I have a video coming from a stationary camera. Both the resolution and the FPS are quite high. The data I get is in Bayer format and uses 10 bit per pixel. As there's no 10 bit data type on my platform, the original data is stored in memory using 16-bit words. I want to implement some kind of lossless compression of the data before transmitting it over a network.
- The camera does not move, so big parts of consecutive frames are nearly identical - but still not completely, due to the inevitable noise (denoising is not an option, as it is supposed to be lossless and shouldn't "lose" even the noise).
- Because of high FPS, even the parts that change don't change much between any two consecutive frames.
- However, it looks like the camera also shakes a little. Very little, but still, even the stationary objects are not completely so in the image space.
- The compression has to be done on the fly, so I can not gather a lot of frames and compress them all together, but I can look 1 frame back and use it as a reference.
Based on the above, my first thought was to bit-pack the data, so that those 6 redundant bits are not wasted on every word. However, I thought that if I use some entropy coding (e. g. Huffman etc.), that redundancy would be automatically taken into account, so no extra packing is necessary. So I've done the following:
- Took binary difference between two consecutive frames. The original data range was 0~1023 (e. g. unsigned 10 bits). Difference data becomes signed and the range increases to -1023~1023, but the data variation (or what's the correct mathematical term) becomes much less than in the original data, in fact, most of the values are, not surprisingly, close to zero.

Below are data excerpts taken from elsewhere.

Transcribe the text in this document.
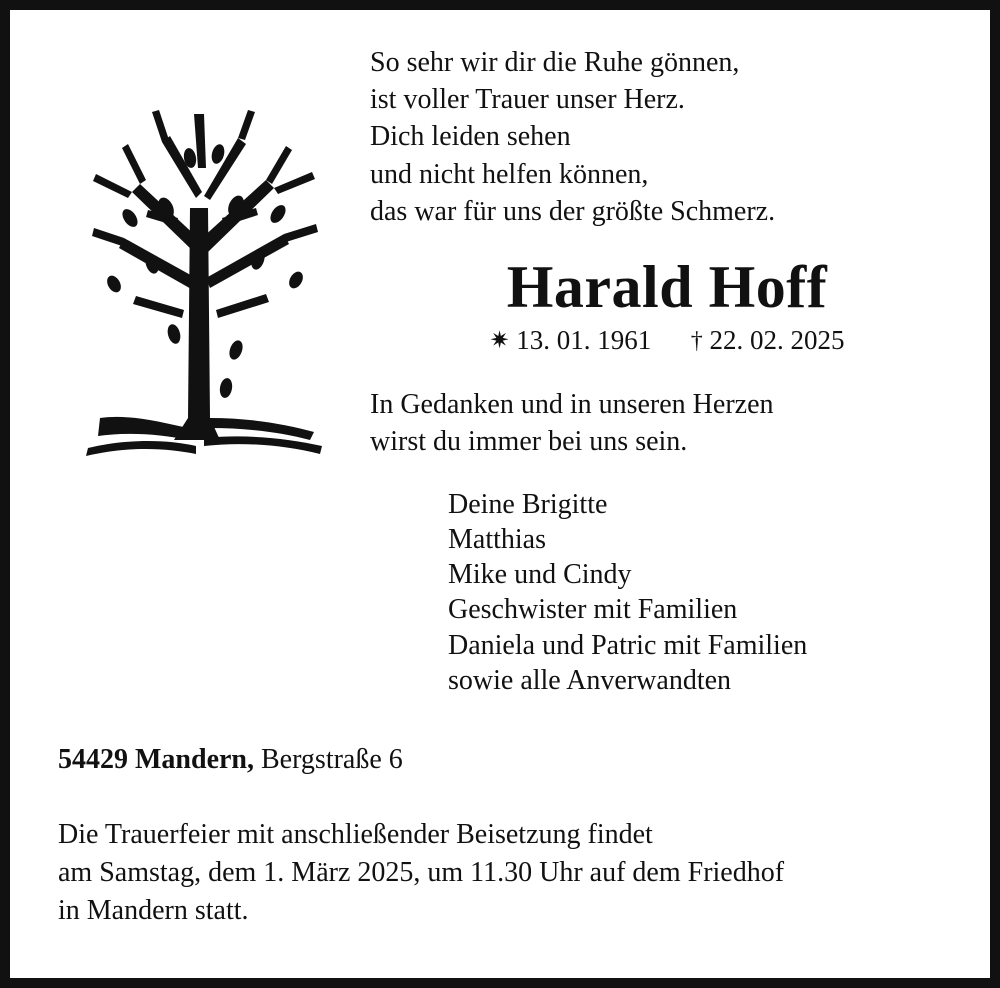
So sehr wir dir die Ruhe gönnen,
ist voller Trauer unser Herz.
Dich leiden sehen
und nicht helfen können,
das war für uns der größte Schmerz.
Harald Hoff
✷ 13. 01. 1961 † 22. 02. 2025
In Gedanken und in unseren Herzen
wirst du immer bei uns sein.
Deine Brigitte
Matthias
Mike und Cindy
Geschwister mit Familien
Daniela und Patric mit Familien
sowie alle Anverwandten
54429 Mandern, Bergstraße 6
Die Trauerfeier mit anschließender Beisetzung findet
am Samstag, dem 1. März 2025, um 11.30 Uhr auf dem Friedhof
in Mandern statt.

- Applied Rice coding to the difference. From what I understand, it looks like a good choice for data sets of mostly small numerical values.

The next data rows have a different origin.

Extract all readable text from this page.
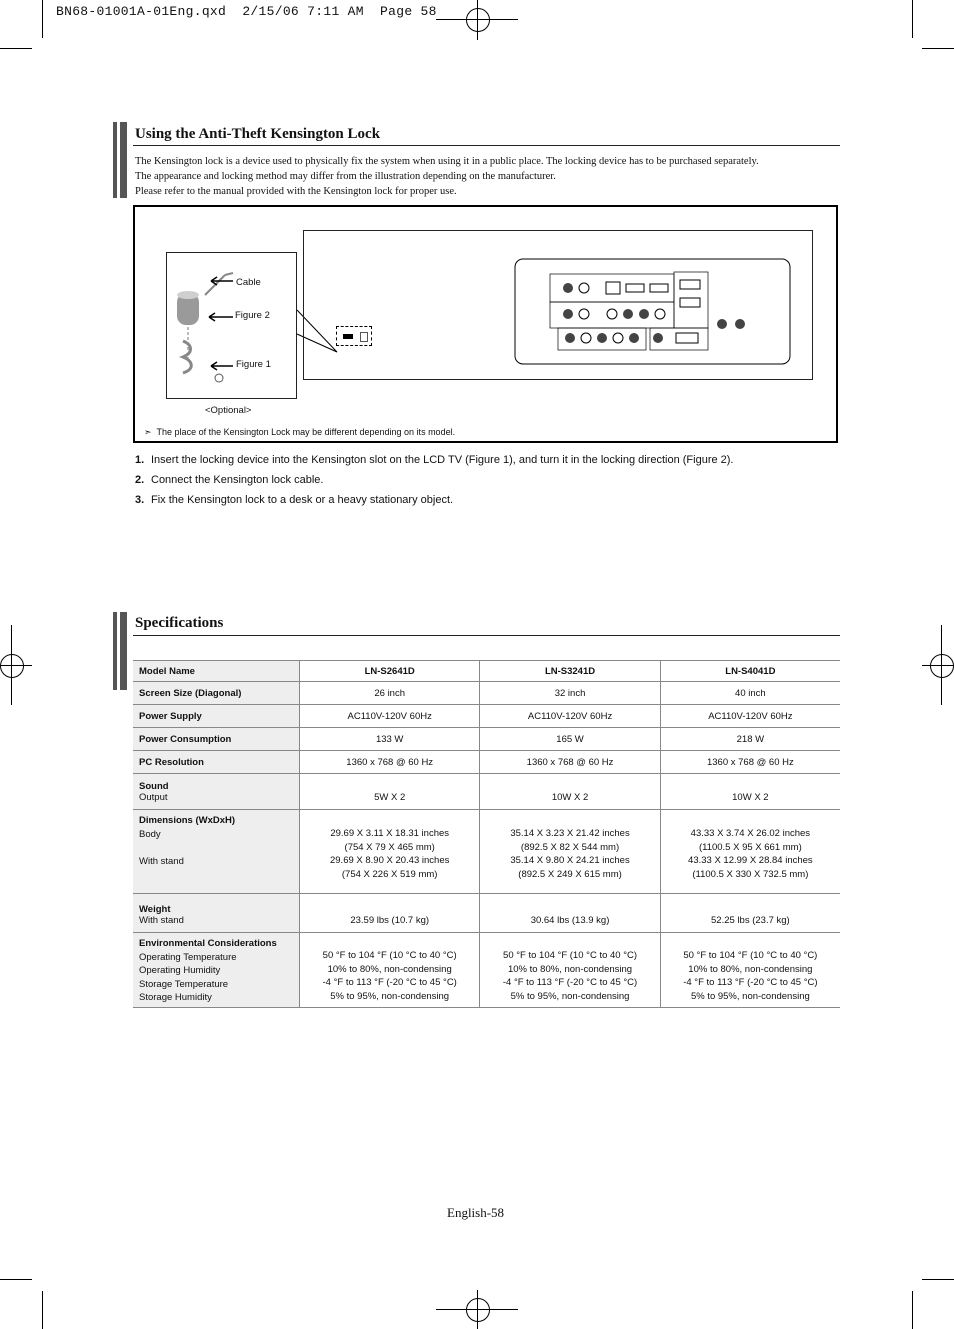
BN68-01001A-01Eng.qxd  2/15/06 7:11 AM  Page 58
Using the Anti-Theft Kensington Lock

The Kensington lock is a device used to physically fix the system when using it in a public place. The locking device has to be purchased separately.

The appearance and locking method may differ from the illustration depending on the manufacturer.

Please refer to the manual provided with the Kensington lock for proper use.

Cable
Figure 2
Figure 1
<Optional>
➣  The place of the Kensington Lock may be different depending on its model.
1. Insert the locking device into the Kensington slot on the LCD TV (Figure 1), and turn it in the locking direction (Figure 2).
2. Connect the Kensington lock cable.
3. Fix the Kensington lock to a desk or a heavy stationary object.
Specifications
Model Name	LN-S2641D	LN-S3241D	LN-S4041D

Screen Size (Diagonal)	26 inch	32 inch	40 inch

Power Supply	AC110V-120V 60Hz	AC110V-120V 60Hz	AC110V-120V 60Hz

Power Consumption	133 W	165 W	218 W

PC Resolution	1360 x 768 @ 60 Hz	1360 x 768 @ 60 Hz	1360 x 768 @ 60 Hz

Sound
Output	5W X 2	10W X 2	10W X 2

Dimensions (WxDxH)
Body

With stand	29.69 X 3.11 X 18.31 inches
(754 X 79 X 465 mm)
29.69 X 8.90 X 20.43 inches
(754 X 226 X 519 mm)	35.14 X 3.23 X 21.42 inches
(892.5 X 82 X 544 mm)
35.14 X 9.80 X 24.21 inches
(892.5 X 249 X 615 mm)	43.33 X 3.74 X 26.02 inches
(1100.5 X 95 X 661 mm)
43.33 X 12.99 X 28.84 inches
(1100.5 X 330 X 732.5 mm)

Weight
With stand	23.59 lbs (10.7 kg)	30.64 lbs (13.9 kg)	52.25 lbs (23.7 kg)

Environmental Considerations
Operating Temperature
Operating Humidity
Storage Temperature
Storage Humidity	50 °F to 104 °F (10 °C to 40 °C)
10% to 80%, non-condensing
-4 °F to 113 °F (-20 °C to 45 °C)
5% to 95%, non-condensing	50 °F to 104 °F (10 °C to 40 °C)
10% to 80%, non-condensing
-4 °F to 113 °F (-20 °C to 45 °C)
5% to 95%, non-condensing	50 °F to 104 °F (10 °C to 40 °C)
10% to 80%, non-condensing
-4 °F to 113 °F (-20 °C to 45 °C)
5% to 95%, non-condensing
English-58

This gives me about 60% reduction in size for 1280x720 frames, and my test system (Linux in VirtualBox on a single core) can do ~40 such compressions per second (without much optimization). Not that great, but reasonable, I guess (or is it?).

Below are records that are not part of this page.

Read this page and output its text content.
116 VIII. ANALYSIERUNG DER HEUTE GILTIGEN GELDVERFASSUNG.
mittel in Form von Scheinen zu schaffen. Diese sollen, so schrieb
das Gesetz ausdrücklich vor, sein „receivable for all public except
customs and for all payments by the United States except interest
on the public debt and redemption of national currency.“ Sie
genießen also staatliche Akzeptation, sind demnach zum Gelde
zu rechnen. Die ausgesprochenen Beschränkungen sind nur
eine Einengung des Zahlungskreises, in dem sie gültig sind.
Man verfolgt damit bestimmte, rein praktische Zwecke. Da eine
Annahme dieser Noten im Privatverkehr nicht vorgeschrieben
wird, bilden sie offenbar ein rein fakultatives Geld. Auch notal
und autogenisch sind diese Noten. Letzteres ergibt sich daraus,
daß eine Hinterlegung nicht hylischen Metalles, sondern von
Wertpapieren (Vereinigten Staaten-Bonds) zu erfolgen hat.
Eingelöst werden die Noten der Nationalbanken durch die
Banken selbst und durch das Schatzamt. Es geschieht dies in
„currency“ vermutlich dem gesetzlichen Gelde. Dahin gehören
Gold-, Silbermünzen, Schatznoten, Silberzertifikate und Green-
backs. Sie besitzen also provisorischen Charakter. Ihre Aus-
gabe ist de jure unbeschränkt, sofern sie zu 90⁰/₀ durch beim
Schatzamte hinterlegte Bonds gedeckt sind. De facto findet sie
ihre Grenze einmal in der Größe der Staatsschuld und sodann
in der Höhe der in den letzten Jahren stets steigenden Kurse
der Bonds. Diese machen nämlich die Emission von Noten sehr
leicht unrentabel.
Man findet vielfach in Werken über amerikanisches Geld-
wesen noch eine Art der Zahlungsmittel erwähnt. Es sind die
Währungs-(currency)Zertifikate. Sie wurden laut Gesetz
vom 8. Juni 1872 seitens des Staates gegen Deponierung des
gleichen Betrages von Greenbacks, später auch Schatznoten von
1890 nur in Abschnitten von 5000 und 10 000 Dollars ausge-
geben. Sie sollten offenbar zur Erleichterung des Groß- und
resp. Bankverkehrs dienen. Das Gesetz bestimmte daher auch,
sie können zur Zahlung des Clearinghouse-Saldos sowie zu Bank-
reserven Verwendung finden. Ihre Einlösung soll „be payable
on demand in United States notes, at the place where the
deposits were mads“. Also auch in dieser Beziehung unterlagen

Are there better ways? Any common mistakes I made? Any general steps I missed? Higher resolution frames may be used later - should I expect better compression rates for bigger frame sizes?
UPD.:
- I used this library for Rice encoding. The library is very slow (the author himself describes it as something for learning rather than for real use), for example it reads and writes bits one-by-one in loops, which kills performance. Initially it only gave me ~20 FPS, after some very basic optimization it became 40 FPS (as reported above), later I optimized it some more, it became 80. That is on a single i7 core without vectorization.
- As for vectorization, though, unfortunately I couldn't think of a way to vectorize Rice code (don't even know if it is at all possible - could not find any data on Rice code, what I could find about Huffman code suggests that it's sequential and can't be efficiently vectorized, that may apply to Rice code as well as other variable-length codes).
- I also tried a completely different approach: split the data into small pieces (e. g. like 64 pixel apiece) and use simple zero suppression. We find the biggest number in a block, write the number of bits required to represent it to the beginning of the block (4 additional bits were required for that, in my case), then reduce all numbers in the block to the same number of bits. I expected compression rate to be bad, but if the pieces are small, many of them won't have noise spikes, therefore their binary difference can be reduced to something like 4~6 bits per value, and it was, in fact, only about 5% worse than that of Rice code, while being about twice as fast (e. g. 160 FPS for my case). I tried vectorizing it, but I kinda suck at vectorization, so maybe because of that I could only achieve about x1.8 of further speed-up.
Because negative numbers don't have leading zeros, I applied zigzag encoding after binary difference and before Rice/zero suppression.